Deduplication will exist everywhere

Deduplication will exist everywhere

Summary: Most customers were just starting to get their arms around all the different deduplication approaches available in disk appliances and VTLs from vendors when backup software vendors and even non-storage related vendors began announcing deduplication capabilities.We all know the appliance and VTL vendors offering dedupe, including COPAN Systems, Data Domain, EMC, Exagrid, FalconStor, HP, IBM (Diligent), NEC, NetApp, Quantum, Sepaton, Sun StorageTek, and others.

SHARE:
TOPICS: Data Management
3

Most customers were just starting to get their arms around all the different deduplication approaches available in disk appliances and VTLs from vendors when backup software vendors and even non-storage related vendors began announcing deduplication capabilities.

We all know the appliance and VTL vendors offering dedupe, including COPAN Systems, Data Domain, EMC, Exagrid, FalconStor, HP, IBM (Diligent), NEC, NetApp, Quantum, Sepaton, Sun StorageTek, and others.

And there were existing backup software vendors, including EMC Avamar, Symantec NetBackup PureDisk, and many online backup software vendors, like Asigra. Now add CommVault Simpana 8.0 and IBM Tivoli Storage Manager (TSM) V6.

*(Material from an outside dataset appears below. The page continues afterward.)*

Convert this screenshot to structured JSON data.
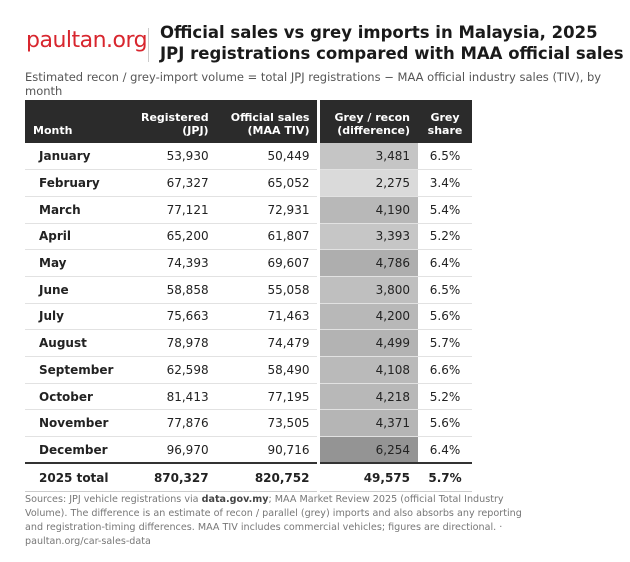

But just because the deduplication is performed in software doesn't automatically make it source deduplication. With source deduplication, the deduplication is performed on the client (the server or desktop/laptop that you want to backup) before its transmitted over the LAN. Even though it's performed in software, IBM TSM and CommVault Simpana provide target deduplication. The deduplication is not performed on the client — it's performed on the media server and stores the data in deduplicated form on whatever disk target you have. So source vs. target is not what does the deduplication but rather where deduplication is performed. You can expect other backup software vendors to add deduplication capabilities in the future.

Any software vendor that manages content will build in dedupe: Ocarina is a good example of this. So will software vendors that manage storage capacity, particularly those vendors whose offerings have a built in volume manager and filesystem. VMware is a good example here. The company introduced deduplication capabilities in vSphere (v4 of of Virtual Infrastructure).

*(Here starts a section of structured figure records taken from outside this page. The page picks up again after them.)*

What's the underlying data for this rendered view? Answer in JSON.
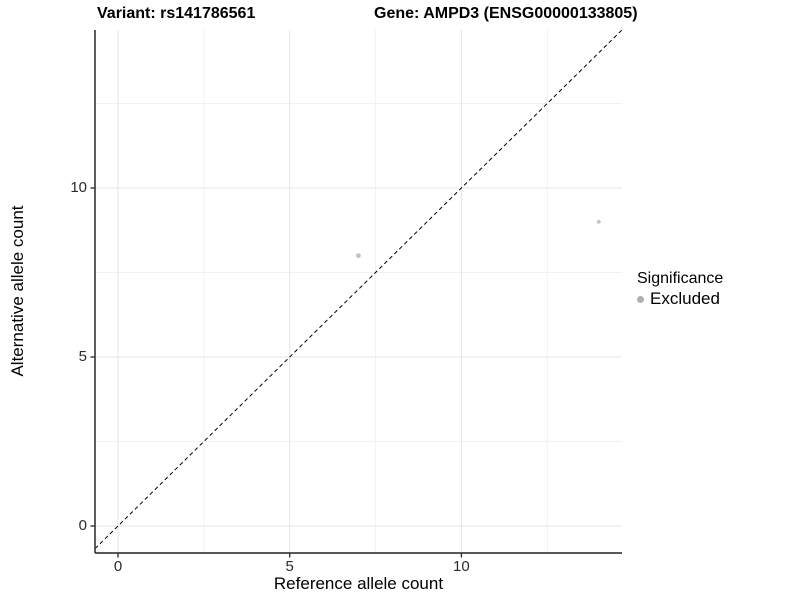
{
  "page": {
    "title_left": "Variant: rs141786561",
    "title_right": "Gene: AMPD3 (ENSG00000133805)"
  },
  "chart_data": {
    "type": "scatter",
    "title": "Variant: rs141786561 / Gene: AMPD3 (ENSG00000133805)",
    "xlabel": "Reference allele count",
    "ylabel": "Alternative allele count",
    "xlim": [
      -0.7,
      14.7
    ],
    "ylim": [
      -0.8,
      14.7
    ],
    "x_ticks": [
      0,
      5,
      10
    ],
    "x_tick_labels": [
      "0",
      "5",
      "10"
    ],
    "y_ticks": [
      0,
      5,
      10
    ],
    "y_tick_labels": [
      "0",
      "5",
      "10"
    ],
    "minor_ticks_x": [
      2.5,
      7.5,
      12.5
    ],
    "minor_ticks_y": [
      2.5,
      7.5,
      12.5
    ],
    "grid": "major+minor",
    "points": [
      {
        "x": 7,
        "y": 8,
        "series": "Excluded",
        "color": "#c2c2c2",
        "radius": 2.4
      },
      {
        "x": 14,
        "y": 9,
        "series": "Excluded",
        "color": "#c6c6c6",
        "radius": 2.0
      }
    ],
    "abline": {
      "slope": 1,
      "intercept": 0,
      "style": "dashed",
      "color": "#000000"
    },
    "colors": {
      "grid_major": "#e4e4e4",
      "grid_minor": "#f1f1f1",
      "axis": "#404040",
      "tick_mark": "#333333"
    },
    "legend": {
      "title": "Significance",
      "position": "right",
      "items": [
        {
          "label": "Excluded",
          "color": "#b0b0b0"
        }
      ]
    }
  }
}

Plus, vendors such as NetApp offer deduplication in their production storage systems. NetApp customers have seen good dedupe ratios in virtual environments (server and desktop) and file shares. EMC has introduced file level deduplication capabilities in its Celerra offering. Neither vendor charges for dedupe. You can bet more storage vendors will add file and eventally block-level deduplication functionality.

AND there are completely new entrants like Riverbed. Surprised? It makes sense when you realize that WAN optimization vendors like Riverbed have been deduplicating data all along - that's partly how they're able to reduce bandwidth requirements for workloads like remote backup and replication. They simply "rehydrate" the data before its written to disk. Now imagine a WAN optimization appliance as a gateway to a NAS system deduplicating data inline and storing the data in deduplicated form, not rehydrating it.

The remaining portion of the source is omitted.